Another Strantz design, Tot Hill Farm Golf Club in Asheboro, North Carolina, has struggled in recent years partly due to its somewhat isolated location, but per recent reviews is coming around again. It doesn't have Tobacco Road's geographical advantage, but it is well worth playing if you're in central North Carolina, with several utterly unique holes and features and a character that will tickle the fancy of any open-minded golfer. The par-4 12th is one of the most fun water holes you will play, with a massive backstop on the rear part of the green that can sling your ball next to the hole for a thrilling birdie.
Even Gil Hanse, the former Tom Doak associate whose own solo career is taking off, has seen two of his original courses shuttered: The Capstone Club in Alabama and Tallgrass Golf Club on Long Island. Despite nearly two decades of acclaim as one of the Empire State's best public courses, Tallgrass' long-sought-after land is being repurposed into a solar farm.
Any golf course closure is a sad event, but when it's a design attributable to one of the luminaries of the field, it hurts us golfers that much more. Those who played Aetna Springs praised the rustic look of the course and the gorgeous, peaceful setting. It looks like no one will get to play the darling little par-3 4th hole in its own cozy corner of the property ever again.

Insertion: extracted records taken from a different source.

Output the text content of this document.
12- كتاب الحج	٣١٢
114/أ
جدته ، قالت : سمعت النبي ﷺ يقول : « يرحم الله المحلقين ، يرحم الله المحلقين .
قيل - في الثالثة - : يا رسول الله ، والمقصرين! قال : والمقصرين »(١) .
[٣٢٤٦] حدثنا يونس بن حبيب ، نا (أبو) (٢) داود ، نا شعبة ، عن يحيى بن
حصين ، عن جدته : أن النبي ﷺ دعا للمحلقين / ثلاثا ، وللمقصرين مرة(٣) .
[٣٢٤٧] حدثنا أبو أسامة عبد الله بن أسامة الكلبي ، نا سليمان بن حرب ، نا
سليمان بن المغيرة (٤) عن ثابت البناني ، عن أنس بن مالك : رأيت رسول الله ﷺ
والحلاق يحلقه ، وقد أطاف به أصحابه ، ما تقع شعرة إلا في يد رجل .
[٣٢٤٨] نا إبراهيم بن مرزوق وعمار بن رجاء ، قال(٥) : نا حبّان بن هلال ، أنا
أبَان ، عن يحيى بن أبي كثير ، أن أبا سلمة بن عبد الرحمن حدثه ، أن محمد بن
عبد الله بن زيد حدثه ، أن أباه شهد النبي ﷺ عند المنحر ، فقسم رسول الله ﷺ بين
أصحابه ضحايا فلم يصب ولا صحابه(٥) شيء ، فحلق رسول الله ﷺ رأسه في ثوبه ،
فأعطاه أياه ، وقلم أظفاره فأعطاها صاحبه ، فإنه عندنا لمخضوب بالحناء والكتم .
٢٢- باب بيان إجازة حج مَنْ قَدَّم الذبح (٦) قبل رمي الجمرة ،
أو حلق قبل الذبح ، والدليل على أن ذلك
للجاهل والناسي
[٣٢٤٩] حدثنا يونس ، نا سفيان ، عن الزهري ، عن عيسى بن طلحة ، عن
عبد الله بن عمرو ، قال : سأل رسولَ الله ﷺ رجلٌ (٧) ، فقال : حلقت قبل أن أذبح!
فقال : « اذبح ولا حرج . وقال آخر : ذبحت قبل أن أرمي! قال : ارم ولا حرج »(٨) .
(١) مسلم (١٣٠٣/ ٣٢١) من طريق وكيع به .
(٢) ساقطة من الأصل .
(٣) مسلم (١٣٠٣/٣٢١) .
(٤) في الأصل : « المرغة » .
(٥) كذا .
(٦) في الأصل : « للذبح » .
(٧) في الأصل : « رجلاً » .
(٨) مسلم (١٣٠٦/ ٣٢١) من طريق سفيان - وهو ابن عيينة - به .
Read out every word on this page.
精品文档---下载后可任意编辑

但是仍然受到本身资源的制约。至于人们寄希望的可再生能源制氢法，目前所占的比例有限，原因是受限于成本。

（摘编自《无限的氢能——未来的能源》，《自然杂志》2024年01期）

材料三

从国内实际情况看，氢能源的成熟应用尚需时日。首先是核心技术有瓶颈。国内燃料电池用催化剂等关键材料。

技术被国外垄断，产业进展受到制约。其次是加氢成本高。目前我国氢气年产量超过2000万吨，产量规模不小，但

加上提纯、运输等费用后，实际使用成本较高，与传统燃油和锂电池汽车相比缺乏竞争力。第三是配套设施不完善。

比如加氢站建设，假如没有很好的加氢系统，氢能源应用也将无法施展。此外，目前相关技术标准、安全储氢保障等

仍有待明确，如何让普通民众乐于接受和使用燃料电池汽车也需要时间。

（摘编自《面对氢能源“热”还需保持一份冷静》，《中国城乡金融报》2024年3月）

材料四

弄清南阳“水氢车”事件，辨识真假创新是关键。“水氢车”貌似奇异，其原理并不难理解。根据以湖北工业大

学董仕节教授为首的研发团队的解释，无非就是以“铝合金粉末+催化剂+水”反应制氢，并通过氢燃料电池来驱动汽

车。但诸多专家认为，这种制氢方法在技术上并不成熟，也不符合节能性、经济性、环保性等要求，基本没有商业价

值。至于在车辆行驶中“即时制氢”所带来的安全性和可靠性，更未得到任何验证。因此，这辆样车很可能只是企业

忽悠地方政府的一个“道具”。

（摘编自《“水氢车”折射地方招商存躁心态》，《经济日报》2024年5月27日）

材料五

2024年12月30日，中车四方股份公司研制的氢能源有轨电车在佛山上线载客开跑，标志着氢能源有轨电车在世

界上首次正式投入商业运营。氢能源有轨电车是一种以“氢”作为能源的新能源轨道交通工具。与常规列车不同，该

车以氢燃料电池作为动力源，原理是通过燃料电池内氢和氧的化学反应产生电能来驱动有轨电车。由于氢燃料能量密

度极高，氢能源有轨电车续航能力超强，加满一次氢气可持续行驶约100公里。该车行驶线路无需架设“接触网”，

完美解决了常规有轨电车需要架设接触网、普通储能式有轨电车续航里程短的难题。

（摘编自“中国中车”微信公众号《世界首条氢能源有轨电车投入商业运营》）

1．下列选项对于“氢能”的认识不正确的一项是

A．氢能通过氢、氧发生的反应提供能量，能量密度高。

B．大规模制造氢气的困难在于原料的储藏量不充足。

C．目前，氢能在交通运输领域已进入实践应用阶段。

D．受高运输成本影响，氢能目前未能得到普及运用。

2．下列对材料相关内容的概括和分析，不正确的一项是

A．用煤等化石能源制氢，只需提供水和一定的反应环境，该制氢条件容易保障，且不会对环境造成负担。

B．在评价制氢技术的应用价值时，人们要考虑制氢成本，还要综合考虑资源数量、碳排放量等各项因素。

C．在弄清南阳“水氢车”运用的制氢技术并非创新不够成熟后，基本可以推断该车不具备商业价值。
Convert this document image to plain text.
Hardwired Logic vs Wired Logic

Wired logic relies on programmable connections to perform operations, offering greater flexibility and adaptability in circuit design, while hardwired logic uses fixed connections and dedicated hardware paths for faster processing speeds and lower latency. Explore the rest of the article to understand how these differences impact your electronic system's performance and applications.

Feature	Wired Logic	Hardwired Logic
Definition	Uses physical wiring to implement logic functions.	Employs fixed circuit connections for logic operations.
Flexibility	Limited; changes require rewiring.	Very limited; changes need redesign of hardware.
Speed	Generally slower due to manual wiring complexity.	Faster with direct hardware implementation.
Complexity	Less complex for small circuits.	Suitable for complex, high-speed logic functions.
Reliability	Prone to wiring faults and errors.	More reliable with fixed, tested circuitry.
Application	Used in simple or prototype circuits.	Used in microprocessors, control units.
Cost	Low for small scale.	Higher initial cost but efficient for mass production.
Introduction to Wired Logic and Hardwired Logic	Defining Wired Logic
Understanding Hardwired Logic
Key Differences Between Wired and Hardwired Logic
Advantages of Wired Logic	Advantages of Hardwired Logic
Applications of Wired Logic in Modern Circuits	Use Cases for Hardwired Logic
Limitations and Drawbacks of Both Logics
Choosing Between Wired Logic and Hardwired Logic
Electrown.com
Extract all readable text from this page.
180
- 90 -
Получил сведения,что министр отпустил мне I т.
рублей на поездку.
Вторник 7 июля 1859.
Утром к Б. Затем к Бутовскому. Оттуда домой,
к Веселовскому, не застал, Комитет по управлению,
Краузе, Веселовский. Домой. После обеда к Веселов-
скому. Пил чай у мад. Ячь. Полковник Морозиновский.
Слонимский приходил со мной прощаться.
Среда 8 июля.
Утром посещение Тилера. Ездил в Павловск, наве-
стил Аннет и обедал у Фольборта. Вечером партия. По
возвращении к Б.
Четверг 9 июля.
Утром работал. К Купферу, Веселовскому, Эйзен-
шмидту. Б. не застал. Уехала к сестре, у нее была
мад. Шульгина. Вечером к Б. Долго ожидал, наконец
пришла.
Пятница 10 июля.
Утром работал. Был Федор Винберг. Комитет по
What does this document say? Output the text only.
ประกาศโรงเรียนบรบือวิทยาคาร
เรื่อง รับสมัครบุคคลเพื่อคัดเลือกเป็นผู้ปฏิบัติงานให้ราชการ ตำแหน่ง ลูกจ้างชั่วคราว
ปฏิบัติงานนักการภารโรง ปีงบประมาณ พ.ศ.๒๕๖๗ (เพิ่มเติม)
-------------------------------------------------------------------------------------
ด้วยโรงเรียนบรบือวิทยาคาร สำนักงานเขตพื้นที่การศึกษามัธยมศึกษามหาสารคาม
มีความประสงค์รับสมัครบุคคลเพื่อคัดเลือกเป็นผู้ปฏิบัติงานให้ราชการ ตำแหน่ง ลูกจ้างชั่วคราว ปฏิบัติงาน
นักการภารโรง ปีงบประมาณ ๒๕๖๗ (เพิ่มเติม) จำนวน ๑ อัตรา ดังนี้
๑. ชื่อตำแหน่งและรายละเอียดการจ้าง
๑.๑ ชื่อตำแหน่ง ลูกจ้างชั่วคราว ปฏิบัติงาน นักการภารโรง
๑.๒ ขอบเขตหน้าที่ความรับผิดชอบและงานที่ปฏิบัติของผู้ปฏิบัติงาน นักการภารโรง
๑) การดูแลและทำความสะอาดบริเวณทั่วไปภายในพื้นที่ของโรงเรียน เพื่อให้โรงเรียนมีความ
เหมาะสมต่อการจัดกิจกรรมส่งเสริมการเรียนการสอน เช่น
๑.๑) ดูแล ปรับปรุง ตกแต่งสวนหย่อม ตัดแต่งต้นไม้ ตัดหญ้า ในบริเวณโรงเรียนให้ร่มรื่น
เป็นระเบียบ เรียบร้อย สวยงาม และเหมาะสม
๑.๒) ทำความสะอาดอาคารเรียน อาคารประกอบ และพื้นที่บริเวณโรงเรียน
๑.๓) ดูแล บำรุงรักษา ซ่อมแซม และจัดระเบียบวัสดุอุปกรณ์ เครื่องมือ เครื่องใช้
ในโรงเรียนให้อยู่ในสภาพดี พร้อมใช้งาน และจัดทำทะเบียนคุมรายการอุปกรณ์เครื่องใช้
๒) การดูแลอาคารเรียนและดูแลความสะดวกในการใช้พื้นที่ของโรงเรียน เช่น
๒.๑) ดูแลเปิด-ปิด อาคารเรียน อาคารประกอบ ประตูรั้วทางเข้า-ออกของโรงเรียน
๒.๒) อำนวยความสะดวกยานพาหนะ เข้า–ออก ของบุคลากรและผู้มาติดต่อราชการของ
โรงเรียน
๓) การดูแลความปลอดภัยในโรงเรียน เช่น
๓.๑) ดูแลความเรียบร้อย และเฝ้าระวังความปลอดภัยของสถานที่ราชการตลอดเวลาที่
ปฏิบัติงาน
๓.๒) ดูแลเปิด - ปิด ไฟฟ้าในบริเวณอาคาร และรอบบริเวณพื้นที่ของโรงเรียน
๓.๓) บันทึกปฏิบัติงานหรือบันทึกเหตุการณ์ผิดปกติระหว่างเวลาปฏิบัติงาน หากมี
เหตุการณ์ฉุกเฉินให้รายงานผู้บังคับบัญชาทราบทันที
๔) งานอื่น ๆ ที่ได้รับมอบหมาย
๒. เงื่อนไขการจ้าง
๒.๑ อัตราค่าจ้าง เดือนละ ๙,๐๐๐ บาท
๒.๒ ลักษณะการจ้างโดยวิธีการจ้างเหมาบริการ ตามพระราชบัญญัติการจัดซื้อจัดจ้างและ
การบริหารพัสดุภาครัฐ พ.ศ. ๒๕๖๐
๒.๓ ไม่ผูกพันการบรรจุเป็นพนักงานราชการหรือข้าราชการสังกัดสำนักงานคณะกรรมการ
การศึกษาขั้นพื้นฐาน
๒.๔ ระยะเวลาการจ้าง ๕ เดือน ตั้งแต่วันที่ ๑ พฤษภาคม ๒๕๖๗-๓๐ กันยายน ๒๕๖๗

In the case of Royal New Kent and Stonehouse, their uniquely gifted creator is not around to simply build a new course somewhere else. Strantz was one of a few true mold-breakers in the history of golf course design. If indeed his two Virginia courses fall out of play, it would be a loss for golf. Think of supporting courses like Tot Hill Farm as akin to contributing to the upkeep of a Da Vinci work. There is a finite, dwindling supply of its like; we need to preserve it.
It's inevitable that more golf courses will close in the coming years, and that some of these will be noteworthy designs. I plan to do my part, whenever possible, by patronizing some endangered courses on my travels. I hope you'll do the same, so that we keep the letters "NLE" ("no longer existent" - a common way we architecture nerds to refer to closed courses) away from golf's masterpieces.